The debacle of determinism

Isaac Newton

By the end of the eighteenth century, Isaac Newton’s theory of universal gravitation was well established. As this theory makes it possible to predict very accurately the orbits of the bodies in the solar system, the French astronomer Pierre Simon de Laplace believed he had sufficient reasons to say the following:

An intelligence that knew all the forces that animate nature, as well as the respective situation of the beings that make it... could cover in a single formula the movements of the largest bodies of the universe and those of the lighter atom. Nothing would be uncertain and both the future and the past would be present before his eyes.

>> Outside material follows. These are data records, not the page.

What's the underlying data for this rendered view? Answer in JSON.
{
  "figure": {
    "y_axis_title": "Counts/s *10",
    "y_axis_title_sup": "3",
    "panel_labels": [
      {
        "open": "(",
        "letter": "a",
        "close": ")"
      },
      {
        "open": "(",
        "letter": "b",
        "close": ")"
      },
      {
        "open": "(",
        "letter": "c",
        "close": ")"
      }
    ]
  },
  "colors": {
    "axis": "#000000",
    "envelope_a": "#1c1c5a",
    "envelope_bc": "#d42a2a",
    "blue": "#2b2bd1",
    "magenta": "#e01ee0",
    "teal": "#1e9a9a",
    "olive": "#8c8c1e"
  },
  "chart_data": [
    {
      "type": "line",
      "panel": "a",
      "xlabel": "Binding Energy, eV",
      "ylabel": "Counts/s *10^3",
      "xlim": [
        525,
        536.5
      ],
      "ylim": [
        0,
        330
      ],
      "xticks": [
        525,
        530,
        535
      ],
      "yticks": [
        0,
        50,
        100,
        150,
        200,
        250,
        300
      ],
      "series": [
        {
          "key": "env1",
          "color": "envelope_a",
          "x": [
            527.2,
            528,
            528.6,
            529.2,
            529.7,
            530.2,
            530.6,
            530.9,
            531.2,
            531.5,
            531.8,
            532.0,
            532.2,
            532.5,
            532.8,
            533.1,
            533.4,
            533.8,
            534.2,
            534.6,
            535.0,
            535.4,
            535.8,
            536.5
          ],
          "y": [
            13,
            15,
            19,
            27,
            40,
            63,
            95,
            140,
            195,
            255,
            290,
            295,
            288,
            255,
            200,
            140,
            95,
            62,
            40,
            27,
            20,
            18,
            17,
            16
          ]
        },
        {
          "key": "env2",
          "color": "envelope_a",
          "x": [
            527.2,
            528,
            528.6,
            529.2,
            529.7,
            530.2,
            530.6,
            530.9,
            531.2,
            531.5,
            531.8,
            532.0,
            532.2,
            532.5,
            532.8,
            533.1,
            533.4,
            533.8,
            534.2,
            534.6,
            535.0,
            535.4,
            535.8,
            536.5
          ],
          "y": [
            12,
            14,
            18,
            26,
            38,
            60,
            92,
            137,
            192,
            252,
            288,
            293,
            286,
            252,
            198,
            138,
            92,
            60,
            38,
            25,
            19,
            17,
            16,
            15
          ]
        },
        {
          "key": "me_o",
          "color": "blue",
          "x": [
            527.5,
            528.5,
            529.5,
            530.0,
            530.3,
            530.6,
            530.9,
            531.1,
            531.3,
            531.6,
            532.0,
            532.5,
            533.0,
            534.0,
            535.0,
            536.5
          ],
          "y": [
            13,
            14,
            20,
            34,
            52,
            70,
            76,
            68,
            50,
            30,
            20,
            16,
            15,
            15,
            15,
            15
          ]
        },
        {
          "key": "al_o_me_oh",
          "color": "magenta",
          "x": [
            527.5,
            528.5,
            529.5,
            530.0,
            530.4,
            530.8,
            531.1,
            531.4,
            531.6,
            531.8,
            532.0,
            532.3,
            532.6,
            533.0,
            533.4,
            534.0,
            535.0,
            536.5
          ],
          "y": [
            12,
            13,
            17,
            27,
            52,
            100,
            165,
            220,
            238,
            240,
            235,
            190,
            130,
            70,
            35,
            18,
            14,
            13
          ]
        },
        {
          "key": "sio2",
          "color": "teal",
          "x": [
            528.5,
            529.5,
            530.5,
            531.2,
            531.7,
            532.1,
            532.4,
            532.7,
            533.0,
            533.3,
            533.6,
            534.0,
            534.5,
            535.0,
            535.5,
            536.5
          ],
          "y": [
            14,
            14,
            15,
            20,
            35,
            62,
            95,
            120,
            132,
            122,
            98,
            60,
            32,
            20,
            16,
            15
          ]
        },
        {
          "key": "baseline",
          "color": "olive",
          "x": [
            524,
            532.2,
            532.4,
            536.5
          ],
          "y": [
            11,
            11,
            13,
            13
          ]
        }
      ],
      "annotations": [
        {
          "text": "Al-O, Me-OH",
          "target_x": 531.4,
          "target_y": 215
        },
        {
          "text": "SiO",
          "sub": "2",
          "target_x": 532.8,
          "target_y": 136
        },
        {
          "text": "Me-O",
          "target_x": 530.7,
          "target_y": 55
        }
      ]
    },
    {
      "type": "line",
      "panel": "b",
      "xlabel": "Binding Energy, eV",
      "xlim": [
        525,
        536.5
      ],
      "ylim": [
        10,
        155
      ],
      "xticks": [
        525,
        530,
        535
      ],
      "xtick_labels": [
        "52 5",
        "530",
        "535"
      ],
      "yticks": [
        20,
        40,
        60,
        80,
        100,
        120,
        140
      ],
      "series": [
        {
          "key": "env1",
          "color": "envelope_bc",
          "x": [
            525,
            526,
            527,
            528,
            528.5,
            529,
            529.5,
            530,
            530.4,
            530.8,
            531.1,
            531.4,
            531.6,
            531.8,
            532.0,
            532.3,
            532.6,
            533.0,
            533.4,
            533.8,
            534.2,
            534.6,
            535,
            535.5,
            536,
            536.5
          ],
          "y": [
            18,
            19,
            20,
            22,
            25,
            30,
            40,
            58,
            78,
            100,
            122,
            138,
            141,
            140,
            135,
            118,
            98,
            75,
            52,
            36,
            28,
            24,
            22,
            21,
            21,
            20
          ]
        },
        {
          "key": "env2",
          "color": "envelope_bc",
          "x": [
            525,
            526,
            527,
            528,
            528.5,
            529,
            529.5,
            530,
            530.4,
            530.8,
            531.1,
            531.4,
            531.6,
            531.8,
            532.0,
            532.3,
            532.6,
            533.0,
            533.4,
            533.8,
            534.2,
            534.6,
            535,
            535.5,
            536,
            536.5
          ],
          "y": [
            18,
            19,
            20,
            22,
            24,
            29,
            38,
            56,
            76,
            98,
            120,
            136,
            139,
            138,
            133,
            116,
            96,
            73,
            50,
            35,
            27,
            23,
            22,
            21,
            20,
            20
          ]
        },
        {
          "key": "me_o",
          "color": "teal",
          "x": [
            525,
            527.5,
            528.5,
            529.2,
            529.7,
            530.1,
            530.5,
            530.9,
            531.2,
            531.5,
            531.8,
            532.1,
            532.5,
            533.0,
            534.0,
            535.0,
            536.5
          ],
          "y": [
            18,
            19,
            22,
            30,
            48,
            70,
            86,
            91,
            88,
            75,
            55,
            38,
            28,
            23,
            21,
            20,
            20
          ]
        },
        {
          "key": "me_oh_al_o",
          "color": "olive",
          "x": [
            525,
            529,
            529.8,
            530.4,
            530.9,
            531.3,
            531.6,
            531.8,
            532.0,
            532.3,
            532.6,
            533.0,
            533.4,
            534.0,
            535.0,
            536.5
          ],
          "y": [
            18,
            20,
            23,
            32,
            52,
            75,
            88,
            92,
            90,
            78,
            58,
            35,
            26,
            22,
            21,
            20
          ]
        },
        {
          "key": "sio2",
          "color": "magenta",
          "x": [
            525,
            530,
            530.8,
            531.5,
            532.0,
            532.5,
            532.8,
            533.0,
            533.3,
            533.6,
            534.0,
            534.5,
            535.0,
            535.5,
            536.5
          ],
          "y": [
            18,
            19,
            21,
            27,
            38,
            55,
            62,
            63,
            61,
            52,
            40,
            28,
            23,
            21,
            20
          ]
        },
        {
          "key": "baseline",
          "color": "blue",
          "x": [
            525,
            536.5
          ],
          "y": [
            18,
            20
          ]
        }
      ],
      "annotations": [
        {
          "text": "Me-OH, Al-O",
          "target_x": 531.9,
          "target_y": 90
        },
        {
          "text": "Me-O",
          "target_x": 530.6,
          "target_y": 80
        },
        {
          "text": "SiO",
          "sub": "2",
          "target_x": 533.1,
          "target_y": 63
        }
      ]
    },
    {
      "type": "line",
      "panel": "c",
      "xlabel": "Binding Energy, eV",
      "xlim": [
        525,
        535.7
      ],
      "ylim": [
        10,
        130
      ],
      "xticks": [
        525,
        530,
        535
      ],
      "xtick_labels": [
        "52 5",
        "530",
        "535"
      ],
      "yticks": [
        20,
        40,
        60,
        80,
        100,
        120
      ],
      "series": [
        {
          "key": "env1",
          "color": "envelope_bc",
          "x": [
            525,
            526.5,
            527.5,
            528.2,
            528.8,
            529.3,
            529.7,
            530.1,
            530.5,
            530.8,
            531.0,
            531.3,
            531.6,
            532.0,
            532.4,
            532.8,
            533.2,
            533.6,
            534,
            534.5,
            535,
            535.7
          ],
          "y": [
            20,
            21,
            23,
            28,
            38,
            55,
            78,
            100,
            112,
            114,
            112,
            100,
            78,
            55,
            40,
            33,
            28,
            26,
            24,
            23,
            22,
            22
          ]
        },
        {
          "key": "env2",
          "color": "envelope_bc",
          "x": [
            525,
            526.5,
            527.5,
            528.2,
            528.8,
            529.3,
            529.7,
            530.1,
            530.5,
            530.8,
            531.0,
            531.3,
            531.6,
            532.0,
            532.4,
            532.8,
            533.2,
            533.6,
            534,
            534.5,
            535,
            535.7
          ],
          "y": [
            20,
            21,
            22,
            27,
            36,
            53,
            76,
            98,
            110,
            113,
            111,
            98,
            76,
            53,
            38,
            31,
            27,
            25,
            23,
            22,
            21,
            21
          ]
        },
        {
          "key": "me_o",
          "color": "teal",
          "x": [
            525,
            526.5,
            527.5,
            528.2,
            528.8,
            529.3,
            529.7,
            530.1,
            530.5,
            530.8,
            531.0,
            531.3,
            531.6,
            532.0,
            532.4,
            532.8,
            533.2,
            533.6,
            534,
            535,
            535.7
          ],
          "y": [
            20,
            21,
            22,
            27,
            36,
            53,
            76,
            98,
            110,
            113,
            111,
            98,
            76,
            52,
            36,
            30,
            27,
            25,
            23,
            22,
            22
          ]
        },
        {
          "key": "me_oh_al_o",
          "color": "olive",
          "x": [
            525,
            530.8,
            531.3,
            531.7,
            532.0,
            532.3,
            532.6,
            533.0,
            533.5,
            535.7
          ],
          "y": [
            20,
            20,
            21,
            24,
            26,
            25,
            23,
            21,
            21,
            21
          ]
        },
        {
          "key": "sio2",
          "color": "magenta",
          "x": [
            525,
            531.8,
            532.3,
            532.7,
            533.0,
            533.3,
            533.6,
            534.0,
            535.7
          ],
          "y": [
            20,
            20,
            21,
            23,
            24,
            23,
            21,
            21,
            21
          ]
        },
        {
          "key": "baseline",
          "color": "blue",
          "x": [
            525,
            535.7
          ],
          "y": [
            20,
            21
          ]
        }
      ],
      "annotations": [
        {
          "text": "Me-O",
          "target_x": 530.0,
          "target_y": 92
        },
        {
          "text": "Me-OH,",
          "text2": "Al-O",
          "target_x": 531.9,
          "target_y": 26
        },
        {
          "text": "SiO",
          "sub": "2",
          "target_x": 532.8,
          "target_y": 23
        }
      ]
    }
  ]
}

This assertion became the dogma of deterministic materialism, a philosophical (not scientific) doctrine asserting that only matter exists (taking the term broadly) and that the whole history of the universe is determined. Therefore there is no human freedom, nor intentionality, nor final causes in nature. There are just efficient causes.

Laplace’s statement can be expressed in more modern terms:

If we knew the position and the momentum of all the particles of the universe at a given instant, we could predict all their past and future development.

Bell’s inequality and causality

Niels Bohr

Quantum Mechanics took shape about ninety years ago. During the twenties, Niels Bohr and Werner Heisenberg formulated the Copenhagen interpretation, which added to the mathematical formulation some additional considerations such as the following:

• Physical systems with properties that can take concrete and opposing values ​​(such as direction of polarization or spin) in certain circumstances can be in a state where those properties do not take a defined value, but keep all the possibilities simultaneously open. For example, the direction of polarization of a photon can be simultaneously north-south and east-west. The spin of a particle can be both up and down.
• The act of measuring one of these properties causes the collapse of the wave function, which means that the result of the measurement can only be one of the possible values. The wave function gives us the probability of obtaining each value.
• It is possible to build a physical system formed by two or more interlaced particles with respect to some property, which means that if one of the particles collapses with a certain value, the other particle has no choice but to collapse with the other.